9. The learned counsel drew my attention to the decision of this Court reported in
Moideenkutty Vs. Nabeesa [2011 (3) KHC 164]
Going by the said decision, it could be seen that the said decision was held under Section 3 of the Muslim Women (Protection of Rights on Divorce) Act, 1986. The learned counsel for the revision petitioner submits that though the above decision was held in the Act referred above, the same proposition is applicable to Protection of Women from Domestic Violence Act, 2005 also.
Going by Section 2(a) of the D.V. Act, it could be seen that an “aggrieved person” means a woman who is, or has been, in a domestic relationship with respondent and who alleges to have been subjected to any act of domestic violence by the respondent. Similarly, Section 2(f) of the said Act defines domestic relationship. “Domestic relationship” means a relationship between two persons who live or have, at any point of time, lived together in a shared household, when they are related by consanguinity, marriage, or through a relationship in the nature of marriage, adoption or are family members living together as a joint family. On a close dissection of the above definition, it could be seen that the second limb of the definition of domestic relationship assumes much significance. The second limb of the definition specifically signifies that the first limb attracts when they are related by consanguinity, marriage or through a relationship in the nature of marriage, adoption or are family members living together as a joint family. Unless the claimant seeking residence order comes under any of the said relationship, she cannot claim a right to reside in the shared household. In short, the second limb is a condition requisite to make the first limb qualified.
In the instant case, admittedly, the marriage was broken and severance of relationship was effected forever by the divorce decree obtained from the competent court. Therefore, the status of the 1st respondent is nothing other than a divorced wife. Consequently, in the absence of domestic relationship, the divorced wife would not come under the aggrieved person also. Needless to say, after the divorce, a wife cannot claim right under the marriage, except the right to maintenance provided under Section 125 of the Code of Criminal Procedure. Therefore, I find that, a divorced wife does not satisfy the second limb of the definition of the domestic relationship. It can be held that a divorced wife is not entitled to get any of the reliefs under Section 19 of the D.V. Act. Consequently, I am inclined to set aside the reliefs provided under Section 19 of the D.V. Act in the instant case and I do so.

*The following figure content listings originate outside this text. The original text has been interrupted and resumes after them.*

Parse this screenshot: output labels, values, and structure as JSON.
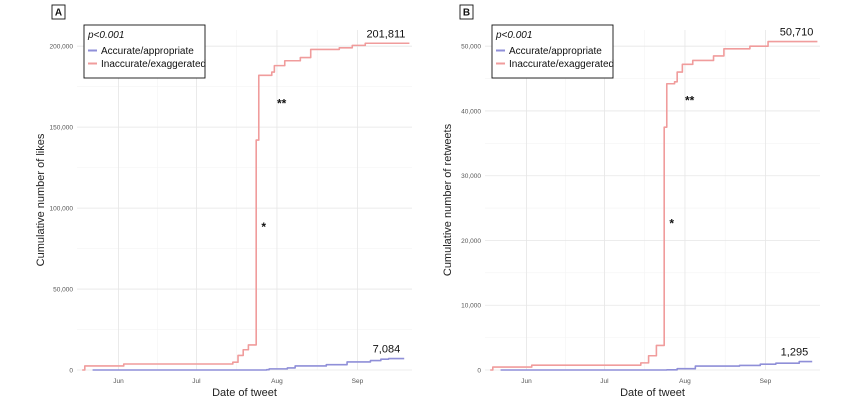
{
  "chart_data": [
    {
      "type": "line",
      "panel_label": "A",
      "xlabel": "Date of tweet",
      "ylabel": "Cumulative number of likes",
      "ylim": [
        0,
        210000
      ],
      "y_ticks": [
        0,
        50000,
        100000,
        150000,
        200000
      ],
      "y_tick_labels": [
        "0",
        "50,000",
        "100,000",
        "150,000",
        "200,000"
      ],
      "x_range": [
        "2020-05-16",
        "2020-09-22"
      ],
      "x_ticks": [
        "2020-06-01",
        "2020-07-01",
        "2020-08-01",
        "2020-09-01"
      ],
      "x_tick_labels": [
        "Jun",
        "Jul",
        "Aug",
        "Sep"
      ],
      "grid": true,
      "legend_position": "top-left",
      "legend_annotation": "p<0.001",
      "series": [
        {
          "name": "Accurate/appropriate",
          "color": "#8f8fd8",
          "points": [
            [
              "2020-05-22",
              0
            ],
            [
              "2020-07-28",
              200
            ],
            [
              "2020-07-29",
              700
            ],
            [
              "2020-08-05",
              1300
            ],
            [
              "2020-08-08",
              2500
            ],
            [
              "2020-08-20",
              3300
            ],
            [
              "2020-08-28",
              5000
            ],
            [
              "2020-09-06",
              5800
            ],
            [
              "2020-09-10",
              6700
            ],
            [
              "2020-09-13",
              7084
            ],
            [
              "2020-09-19",
              7084
            ]
          ],
          "end_label": "7,084"
        },
        {
          "name": "Inaccurate/exaggerated",
          "color": "#f09c9c",
          "points": [
            [
              "2020-05-18",
              0
            ],
            [
              "2020-05-19",
              2500
            ],
            [
              "2020-06-02",
              2500
            ],
            [
              "2020-06-03",
              3700
            ],
            [
              "2020-07-14",
              3700
            ],
            [
              "2020-07-15",
              4800
            ],
            [
              "2020-07-17",
              9000
            ],
            [
              "2020-07-19",
              12500
            ],
            [
              "2020-07-21",
              15500
            ],
            [
              "2020-07-24",
              16000
            ],
            [
              "2020-07-24",
              142000
            ],
            [
              "2020-07-25",
              182000
            ],
            [
              "2020-07-30",
              184000
            ],
            [
              "2020-07-31",
              188000
            ],
            [
              "2020-08-04",
              191000
            ],
            [
              "2020-08-10",
              193000
            ],
            [
              "2020-08-14",
              198000
            ],
            [
              "2020-08-25",
              199000
            ],
            [
              "2020-08-30",
              200500
            ],
            [
              "2020-09-04",
              201811
            ],
            [
              "2020-09-21",
              201811
            ]
          ],
          "end_label": "201,811"
        }
      ],
      "annotations": [
        {
          "text": "*",
          "x": "2020-07-26",
          "y": 86000
        },
        {
          "text": "**",
          "x": "2020-08-01",
          "y": 162000
        }
      ]
    },
    {
      "type": "line",
      "panel_label": "B",
      "xlabel": "Date of tweet",
      "ylabel": "Cumulative number of retweets",
      "ylim": [
        0,
        52500
      ],
      "y_ticks": [
        0,
        10000,
        20000,
        30000,
        40000,
        50000
      ],
      "y_tick_labels": [
        "0",
        "10,000",
        "20,000",
        "30,000",
        "40,000",
        "50,000"
      ],
      "x_range": [
        "2020-05-16",
        "2020-09-22"
      ],
      "x_ticks": [
        "2020-06-01",
        "2020-07-01",
        "2020-08-01",
        "2020-09-01"
      ],
      "x_tick_labels": [
        "Jun",
        "Jul",
        "Aug",
        "Sep"
      ],
      "grid": true,
      "legend_position": "top-left",
      "legend_annotation": "p<0.001",
      "series": [
        {
          "name": "Accurate/appropriate",
          "color": "#8f8fd8",
          "points": [
            [
              "2020-05-22",
              0
            ],
            [
              "2020-07-25",
              30
            ],
            [
              "2020-07-29",
              200
            ],
            [
              "2020-08-05",
              600
            ],
            [
              "2020-08-22",
              700
            ],
            [
              "2020-08-30",
              900
            ],
            [
              "2020-09-05",
              1050
            ],
            [
              "2020-09-14",
              1295
            ],
            [
              "2020-09-19",
              1295
            ]
          ],
          "end_label": "1,295"
        },
        {
          "name": "Inaccurate/exaggerated",
          "color": "#f09c9c",
          "points": [
            [
              "2020-05-18",
              0
            ],
            [
              "2020-05-19",
              450
            ],
            [
              "2020-06-02",
              450
            ],
            [
              "2020-06-03",
              750
            ],
            [
              "2020-07-14",
              750
            ],
            [
              "2020-07-15",
              1100
            ],
            [
              "2020-07-18",
              2200
            ],
            [
              "2020-07-21",
              3800
            ],
            [
              "2020-07-24",
              4200
            ],
            [
              "2020-07-24",
              37500
            ],
            [
              "2020-07-25",
              44200
            ],
            [
              "2020-07-28",
              44500
            ],
            [
              "2020-07-29",
              46000
            ],
            [
              "2020-07-31",
              47200
            ],
            [
              "2020-08-04",
              47800
            ],
            [
              "2020-08-12",
              48500
            ],
            [
              "2020-08-16",
              49600
            ],
            [
              "2020-08-26",
              50000
            ],
            [
              "2020-09-02",
              50710
            ],
            [
              "2020-09-21",
              50710
            ]
          ],
          "end_label": "50,710"
        }
      ],
      "annotations": [
        {
          "text": "*",
          "x": "2020-07-26",
          "y": 22000
        },
        {
          "text": "**",
          "x": "2020-08-01",
          "y": 41000
        }
      ]
    }
  ]
}
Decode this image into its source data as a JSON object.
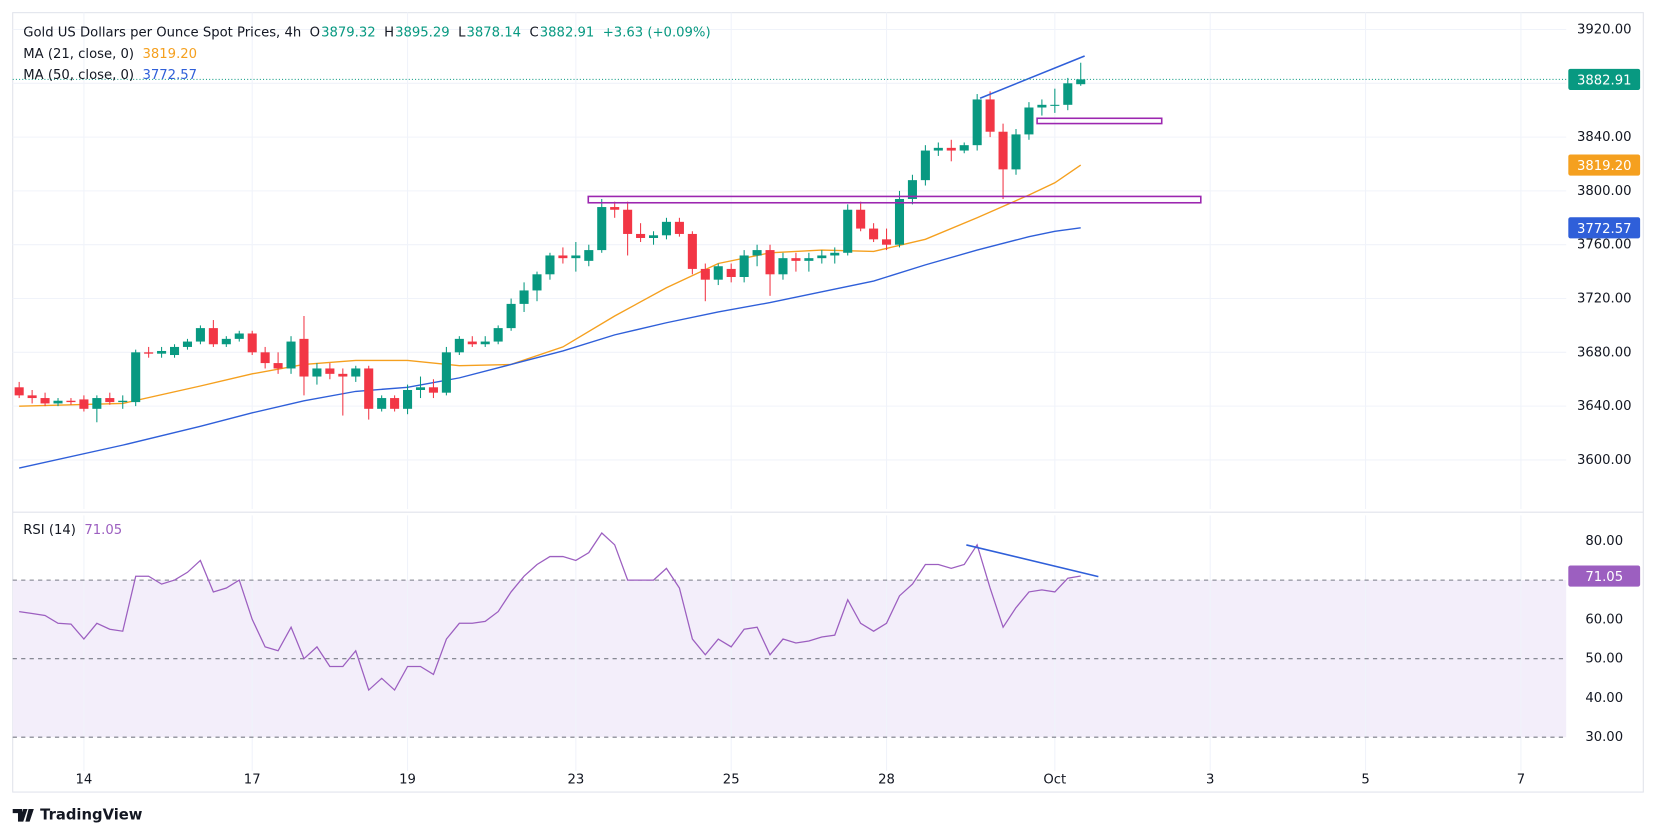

10. Coming to the maintenance portion of the impugned order, the learned counsel for the revision petitioner submits that the children are major and they have attained majority after the pronouncement of the order under challenge. So, they are not entitled to get maintenance after attaining majority. The learned counsel for the 1st respondent also agrees with the said submission that now they have attained majority after the pronouncement of the impugned order and they are not claiming maintenance for a period after attaining majority. Therefore, I find that the children have no right to get maintenance allowance after attaining majority. But, regarding the right of the 1st respondent, I find that there is no reason to interfere with the said finding. The direction to pay Rs.2,000/- per month is just and proper when considering the standard of life and cost of living of a person. Therefore, the said direction does not call for any interference.
11. The learned counsel for the 1st respondent points out that the 1st respondent has a claim over the property, as the property was purchased using her money also. So, I make it clear that this order will not stand in the way of resorting to her remedies, if any, before the competent civil court.
The Revision Petition is allowed in part.